Cloudflare giveth, Cloudflare taketh away?
ECH is disabled globally, and cannot currently be enabled in the Cloudflare Dashboard.
@SkewedZeppelin is there a script or tool you use to test ECH support of remote websites?
Cloudflare giveth, Cloudflare taketh
Indeed. (but they are working on re-implementing it)
Ironically it felt like we were in a better position with respect to ECH a year or two ago (Cloudflare had enabled ECH by default, Firefox had an explicit about:config option to enable it independently from DoH)
Here
#CC0
while read line; do
if /usr/bin/dig @1.0.0.1 +timeout=1 +short HTTPS "$line" | grep -q "ech="; then
echo "YES: $line";
else
echo "NO: $line";
fi;
done < domains.txt;
Firefox before 127 actually does require TRR to use ECH.

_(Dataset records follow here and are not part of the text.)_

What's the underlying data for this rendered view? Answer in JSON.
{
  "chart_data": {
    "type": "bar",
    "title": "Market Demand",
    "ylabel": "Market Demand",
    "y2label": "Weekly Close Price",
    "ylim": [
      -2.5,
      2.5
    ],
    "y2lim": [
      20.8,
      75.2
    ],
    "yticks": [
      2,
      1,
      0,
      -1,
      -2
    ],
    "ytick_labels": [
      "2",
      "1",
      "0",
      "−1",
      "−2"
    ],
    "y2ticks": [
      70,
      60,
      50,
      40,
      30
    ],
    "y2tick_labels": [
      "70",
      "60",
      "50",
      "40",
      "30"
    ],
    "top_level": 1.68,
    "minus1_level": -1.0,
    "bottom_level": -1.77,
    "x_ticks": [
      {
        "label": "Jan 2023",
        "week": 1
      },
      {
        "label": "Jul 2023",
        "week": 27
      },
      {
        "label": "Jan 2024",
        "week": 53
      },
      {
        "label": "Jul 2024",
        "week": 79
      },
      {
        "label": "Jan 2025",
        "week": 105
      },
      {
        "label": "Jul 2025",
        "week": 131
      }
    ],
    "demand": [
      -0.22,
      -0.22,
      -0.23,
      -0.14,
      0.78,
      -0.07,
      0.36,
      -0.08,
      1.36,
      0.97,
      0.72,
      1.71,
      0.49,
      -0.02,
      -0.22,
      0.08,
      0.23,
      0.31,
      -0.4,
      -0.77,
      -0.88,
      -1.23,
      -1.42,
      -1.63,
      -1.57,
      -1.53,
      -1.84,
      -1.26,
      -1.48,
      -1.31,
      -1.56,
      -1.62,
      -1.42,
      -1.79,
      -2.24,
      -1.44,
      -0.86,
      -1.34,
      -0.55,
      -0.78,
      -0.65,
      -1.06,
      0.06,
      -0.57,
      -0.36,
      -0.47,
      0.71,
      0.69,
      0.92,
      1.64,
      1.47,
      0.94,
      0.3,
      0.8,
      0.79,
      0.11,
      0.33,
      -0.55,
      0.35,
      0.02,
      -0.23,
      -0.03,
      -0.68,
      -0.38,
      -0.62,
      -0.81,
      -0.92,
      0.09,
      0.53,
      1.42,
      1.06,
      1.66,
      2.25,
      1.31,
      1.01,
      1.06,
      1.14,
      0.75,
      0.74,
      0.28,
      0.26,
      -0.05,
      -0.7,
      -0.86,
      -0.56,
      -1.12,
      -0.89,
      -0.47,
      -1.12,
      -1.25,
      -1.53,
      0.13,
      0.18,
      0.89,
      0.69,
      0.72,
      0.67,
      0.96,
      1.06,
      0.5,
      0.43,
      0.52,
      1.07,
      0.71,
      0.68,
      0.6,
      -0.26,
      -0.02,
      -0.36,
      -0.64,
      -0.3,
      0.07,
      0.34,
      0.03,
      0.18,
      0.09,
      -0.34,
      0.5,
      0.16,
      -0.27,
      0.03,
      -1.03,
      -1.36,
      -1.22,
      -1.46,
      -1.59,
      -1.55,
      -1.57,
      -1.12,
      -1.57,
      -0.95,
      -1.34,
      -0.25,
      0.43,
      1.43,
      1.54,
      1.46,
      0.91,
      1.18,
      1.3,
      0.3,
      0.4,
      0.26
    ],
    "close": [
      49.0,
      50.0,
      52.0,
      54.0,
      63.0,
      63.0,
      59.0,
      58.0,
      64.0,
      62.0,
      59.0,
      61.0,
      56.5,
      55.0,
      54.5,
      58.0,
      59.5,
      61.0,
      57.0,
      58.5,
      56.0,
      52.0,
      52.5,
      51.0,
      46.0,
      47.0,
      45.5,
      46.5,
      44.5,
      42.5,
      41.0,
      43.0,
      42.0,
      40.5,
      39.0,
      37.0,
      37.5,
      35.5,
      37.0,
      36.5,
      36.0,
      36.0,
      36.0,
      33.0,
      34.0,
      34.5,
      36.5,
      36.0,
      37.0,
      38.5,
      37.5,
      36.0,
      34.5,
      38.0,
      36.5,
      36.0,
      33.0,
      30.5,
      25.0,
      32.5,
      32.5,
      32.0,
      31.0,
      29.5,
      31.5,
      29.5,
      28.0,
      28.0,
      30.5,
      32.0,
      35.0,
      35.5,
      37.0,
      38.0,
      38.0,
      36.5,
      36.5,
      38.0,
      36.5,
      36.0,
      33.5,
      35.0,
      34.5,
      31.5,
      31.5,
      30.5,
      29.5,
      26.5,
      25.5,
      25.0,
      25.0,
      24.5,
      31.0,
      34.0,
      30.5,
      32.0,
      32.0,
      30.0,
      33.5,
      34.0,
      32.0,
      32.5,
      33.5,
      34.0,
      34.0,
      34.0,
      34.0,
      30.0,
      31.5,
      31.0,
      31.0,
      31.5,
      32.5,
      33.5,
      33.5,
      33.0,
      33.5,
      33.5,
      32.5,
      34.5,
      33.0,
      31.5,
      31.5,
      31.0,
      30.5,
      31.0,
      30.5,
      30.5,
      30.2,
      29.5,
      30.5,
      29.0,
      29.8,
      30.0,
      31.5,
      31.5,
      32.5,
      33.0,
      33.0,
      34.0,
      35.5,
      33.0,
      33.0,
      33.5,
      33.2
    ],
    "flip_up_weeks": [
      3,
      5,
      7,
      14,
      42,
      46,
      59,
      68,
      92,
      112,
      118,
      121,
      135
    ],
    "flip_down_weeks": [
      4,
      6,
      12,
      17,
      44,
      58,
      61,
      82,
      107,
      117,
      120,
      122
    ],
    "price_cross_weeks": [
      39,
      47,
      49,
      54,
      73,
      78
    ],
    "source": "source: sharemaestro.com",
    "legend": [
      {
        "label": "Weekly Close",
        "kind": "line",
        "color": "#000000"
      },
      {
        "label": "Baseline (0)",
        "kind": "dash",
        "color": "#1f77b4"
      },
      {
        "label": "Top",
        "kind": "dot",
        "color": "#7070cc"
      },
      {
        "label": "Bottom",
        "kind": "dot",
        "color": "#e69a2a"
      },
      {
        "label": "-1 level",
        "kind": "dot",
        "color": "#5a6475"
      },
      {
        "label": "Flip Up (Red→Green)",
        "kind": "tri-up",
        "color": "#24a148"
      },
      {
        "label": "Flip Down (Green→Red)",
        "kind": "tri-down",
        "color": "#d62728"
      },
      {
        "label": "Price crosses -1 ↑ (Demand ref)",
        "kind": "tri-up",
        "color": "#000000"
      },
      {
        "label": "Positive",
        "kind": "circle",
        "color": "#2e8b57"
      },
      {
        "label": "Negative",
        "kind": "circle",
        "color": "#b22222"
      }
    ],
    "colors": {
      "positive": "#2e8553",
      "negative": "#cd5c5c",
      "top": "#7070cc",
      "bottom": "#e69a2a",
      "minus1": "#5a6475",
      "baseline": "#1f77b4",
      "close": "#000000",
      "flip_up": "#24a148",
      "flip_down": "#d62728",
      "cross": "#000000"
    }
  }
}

125 added an option to use the host resolver for HTTPS records, but only 127 enables it by default.
Good news!
Let me make sure I understand correctly
With this change, will ECH be toggled/enabled by default, independently of DoH (in the browser or on the host system)? Or does this still require DoH but now supports DoH on the host instead of only in the browser?
@xe3
there are 3 relevant settings here:
network.dns.echconfig.enabled
controls whether ECH will be attemptednetwork.trr.mode
controls the state of the built-in resolvernetwork.dns.native_https_query
controls whether or not to lookup HTTPS records using the system resolver
ECH should work as long as 1 is enabled and either 2 or 3 is enabled.
In the case of using 3 over 2, you should still have your system use DoH or DoT as otherwise ECH isn’t very effective.